Apalah Artinya Agama, Bila Kehilangan Sisi Humanisme

Mungkin ini kejadian yang tak pernah terungkap, dan boleh gue sharing karena cukup mengganggu pikiran gue.

Ini kejadian saat-saat setelah Sumatera Barat diguncang gempa 7,6 skala richter, yang membuat Kota Padang dan Pariaman hancur. Apakah kejadian ini membuat mereka tersadar? Hmmm..kalo gue katakan ngga juga....

Kejadian gempa di Sumbar merupakan kejadian yang cukup hebat menimpa pulau Sumatera setelah bencana Tsunami Aceh beberapa tahun yang lalu. Kalo ditelisik, kedua daerah itu sama-sama men-state bahwa daerahnya mengusung religiusitas yang tinggi, yang satu sebagai Serambi Mekkah, yang satu lagi mengadaptasi Adat Basandi Syarak, Syarak Basandi Kitabullah. Bencana yang menimpa keduanya bisa jadi jalan Tuhan menguji keimanan penuduk di daerah tersebut, yang dengan sadar mengadaptasi nilai Ketuhanan (baca: Islam) dalam menjalankan kehidupannya.

Namun ada banyak kejadian yang mengganggu benak gue, dan ngga tau apa ini bisa ditangkap rasionalitas gue yang pemahaman agamanya mungkin ngga bagus-bagus amat. Namun sebagai manusia normal gue punya sisi humanis yang secara universal dianut semua umat manusia di dunia. Dan melihat beberapa kejadian, cukup bikin kernyit di dahi gue bertambah rasanya.

Kejadian 1:
Kejadian ini terjadi dalam perbincangan salah satu ketua Satkorlak dan lembaga keagamaan (sebut saja HT) dengan perawakan berjanggut, bercelana ngatung, dan berjidat hitam. Perbincangan terjadi di Gubernuran, yang menjadi media center bencana gempa di Sumbar, posisi gue di situ lagi mencatat sejumlah informasi untuk mensupply para jurnalis CNN yang kebetulan gue menjadi pemandunya.
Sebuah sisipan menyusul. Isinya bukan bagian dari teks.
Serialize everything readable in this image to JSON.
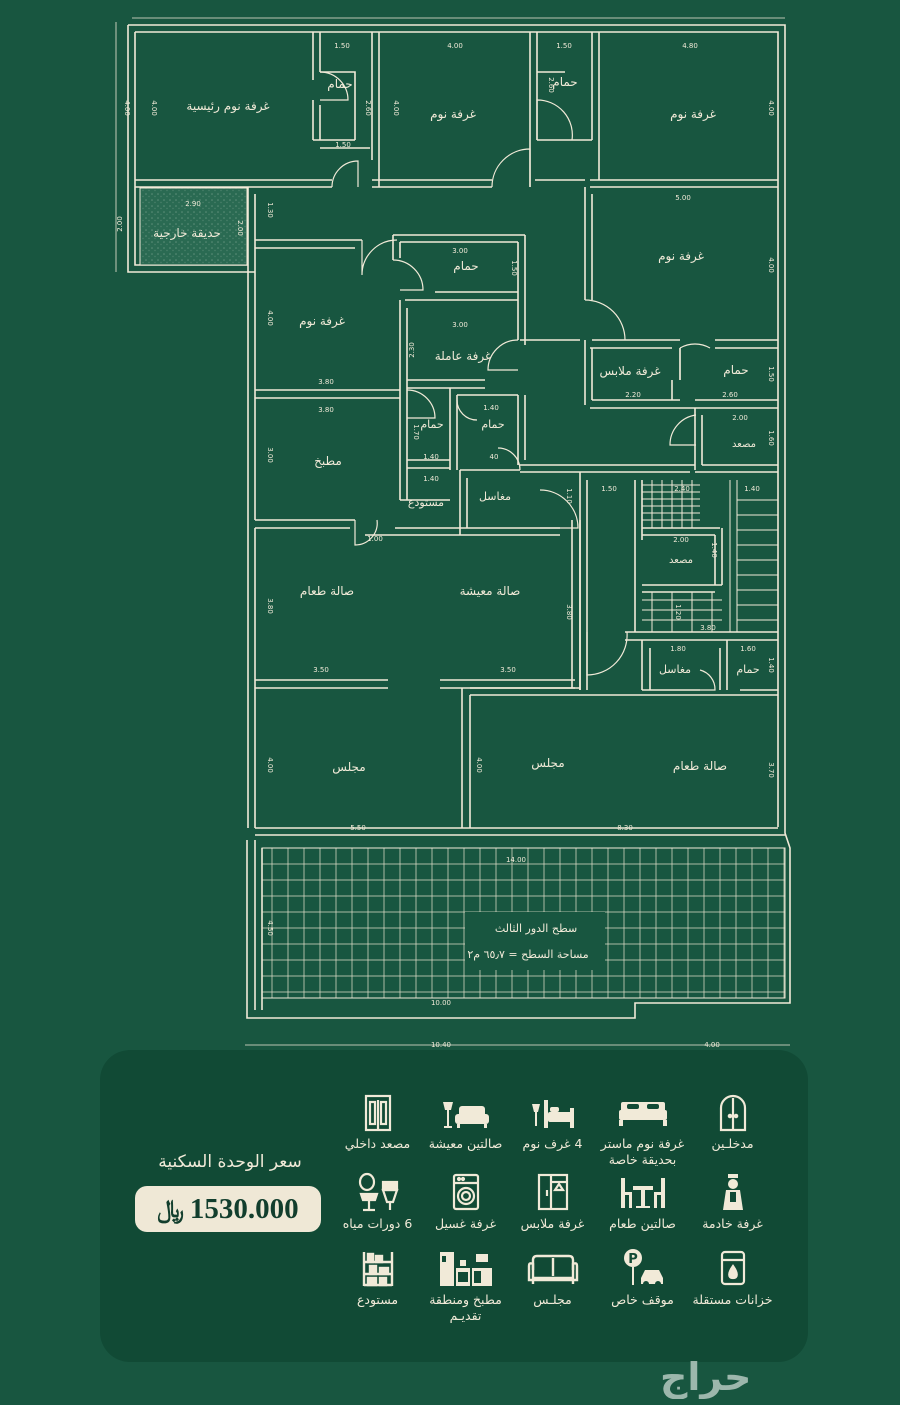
{
  "plan": {
    "rooms": {
      "master_bedroom": "غرفة نوم رئيسية",
      "bath1": "حمام",
      "bedroom1": "غرفة نوم",
      "bath2": "حمام",
      "bedroom2": "غرفة نوم",
      "outer_garden": "حديقة خارجية",
      "bedroom3": "غرفة نوم",
      "bath3": "حمام",
      "bedroom4": "غرفة نوم",
      "maid_room": "غرفة عاملة",
      "dressing": "غرفة ملابس",
      "bath4": "حمام",
      "elevator1": "مصعد",
      "kitchen": "مطبخ",
      "bath5": "حمام",
      "bath6": "حمام",
      "storage": "مستودع",
      "sinks1": "مغاسل",
      "elevator2": "مصعد",
      "dining1": "صالة طعام",
      "living": "صالة معيشة",
      "sinks2": "مغاسل",
      "bath7": "حمام",
      "majlis1": "مجلس",
      "majlis2": "مجلس",
      "dining2": "صالة طعام",
      "roof_title": "سطح الدور الثالث",
      "roof_area": "مساحة السطح = ٦٥٫٧ م٢"
    },
    "dims": {
      "d150a": "1.50",
      "d400a": "4.00",
      "d150b": "1.50",
      "d480": "4.80",
      "d400v1": "4.00",
      "d260a": "2.60",
      "d400v2": "4.00",
      "d260b": "2.60",
      "d400v3": "4.00",
      "d150c": "1.50",
      "d290": "2.90",
      "d200a": "2.00",
      "d200b": "2.00",
      "d130": "1.30",
      "d300a": "3.00",
      "d150v": "1.50",
      "d500": "5.00",
      "d400v4": "4.00",
      "d400v5": "4.00",
      "d300b": "3.00",
      "d230": "2.30",
      "d380a": "3.80",
      "d220": "2.20",
      "d260c": "2.60",
      "d150v2": "1.50",
      "d380b": "3.80",
      "d140a": "1.40",
      "d170": "1.70",
      "d200c": "2.00",
      "d160": "1.60",
      "d300v": "3.00",
      "d140b": "1.40",
      "d140c": "1.40",
      "d40": "40",
      "d110": "1.10",
      "d150d": "1.50",
      "d240": "2.40",
      "d140d": "1.40",
      "d100": "1.00",
      "d200d": "2.00",
      "d140v": "1.40",
      "d380c": "3.80",
      "d380d": "3.80",
      "d120": "1.20",
      "d380e": "3.80",
      "d350a": "3.50",
      "d350b": "3.50",
      "d180": "1.80",
      "d160b": "1.60",
      "d140e": "1.40",
      "d400v6": "4.00",
      "d400v7": "4.00",
      "d370": "3.70",
      "d550": "5.50",
      "d830": "8.30",
      "d1400": "14.00",
      "d450": "4.50",
      "d1000": "10.00",
      "d1040": "10.40",
      "d400h": "4.00"
    }
  },
  "price": {
    "label": "سعر الوحدة السكنية",
    "amount": "1530.000",
    "currency": "﷼"
  },
  "features": [
    {
      "icon": "double-door-icon",
      "label": "مدخلـين"
    },
    {
      "icon": "master-bed-icon",
      "label": "غرفة نوم ماستر بحديقة خاصة"
    },
    {
      "icon": "bed-lamp-icon",
      "label": "4 غرف نوم"
    },
    {
      "icon": "sofa-lamp-icon",
      "label": "صالتين معيشة"
    },
    {
      "icon": "elevator-icon",
      "label": "مصعد داخلي"
    },
    {
      "icon": "maid-icon",
      "label": "غرفة خادمة"
    },
    {
      "icon": "dining-table-icon",
      "label": "صالتين طعام"
    },
    {
      "icon": "wardrobe-icon",
      "label": "غرفة ملابس"
    },
    {
      "icon": "washing-machine-icon",
      "label": "غرفة غسيل"
    },
    {
      "icon": "toilet-sink-icon",
      "label": "6 دورات مياه"
    },
    {
      "icon": "water-tank-icon",
      "label": "خزانات مستقلة"
    },
    {
      "icon": "parking-icon",
      "label": "موقف خاص"
    },
    {
      "icon": "couch-icon",
      "label": "مجلـس"
    },
    {
      "icon": "kitchen-icon",
      "label": "مطبخ ومنطقة تقديـم"
    },
    {
      "icon": "shelves-icon",
      "label": "مستودع"
    }
  ],
  "watermark": "حراج",
  "colors": {
    "background": "#185640",
    "panel": "#114a35",
    "lines": "#f1ead8",
    "pill": "#efe8d6",
    "text_dark": "#123e2d"
  }
}
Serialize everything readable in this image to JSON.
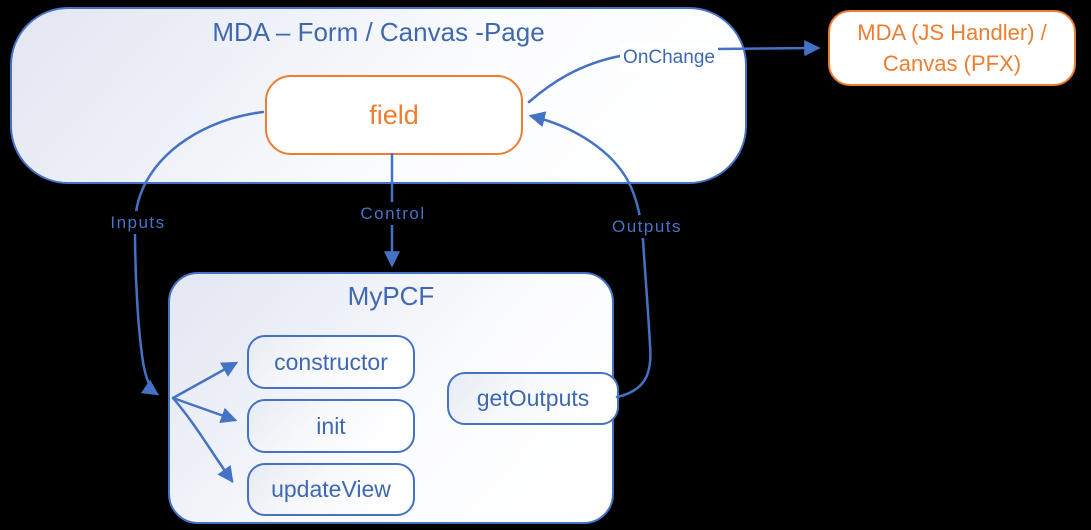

Orang HT (HT) : Pak, kami datang kemari membawa sejumlah bantuan untuk para korban gempa, kami sekarang butuh tempat tinggal, dan moda transportasi untuk kebutuhan kami.
Kepala Satkorlak (KS) : Oh baik, tapi kami saat ini sedang mengalami keterbatasan, dan kami tidak dapat menyediakan penginapan ataupun kendaraan untuk saat ini.
HT : Bagaimana tidak bisa Pak? Kami di sini datang dengan maksud baik masak kami tidak difasilitasi?
KS : Bapak-Bapak, mohon maaf karena saat ini juga kami mengalami kesulitan, berbagai fasilitas juga ikut hancur, kami tidak bisa memenuhi keinginan Bapak-Bapak.
HT : Lho, bagaimana bisa? Bapak kan pejabat negara, ditugasi negara, bagaimana Bapak tidak bisa menyediakan fasilitas untuk kami tempat tinggal dan kendaraan?
KS : Bapak-Bapak, kalau memang ada, tentu akan kami sediakan, sekarang memang kondisinya tidak ada, dan kami pun sekarang juga mengalami kesulitan.
HT : (Dengan nada marah) Bapak itu digaji oleh negara! Sudah semestinya Bapak membantu kami!
KS : (Dengan masih berusaha sabar) Bapak-Bapak, kalau melihat tim lain, baik dari Swiss, Amerika, Australia, negara-negara lain, bahkan lembaga lain, mereka berusaha memenuhi kebutuhan tempat tinggal dan kendaraannya secara mandiri. Mereka mau membantu kami tanpa juga harus memberatkan kami di sini.
HT : Saya tidak mengerti dengan Bapak. Saat kami membantu bencana gempa di Jogja, kami difasilitasi penuh oleh pemerintah daerahnya. Kalo ini apa?
KS : Bapak-Bapak, apakah pernah mengalami gempa? Bencana seperti ini?
HT : Iya, kami pernah! Waktu tsunami di Aceh! (dengan nada kesal)
KS : Lha, kalau sudah mengalaminya, kenapa sikap Bapak-Bapak seperti ini?
HT : (Terdiam, dan tak berlangsung lagi bantahannya)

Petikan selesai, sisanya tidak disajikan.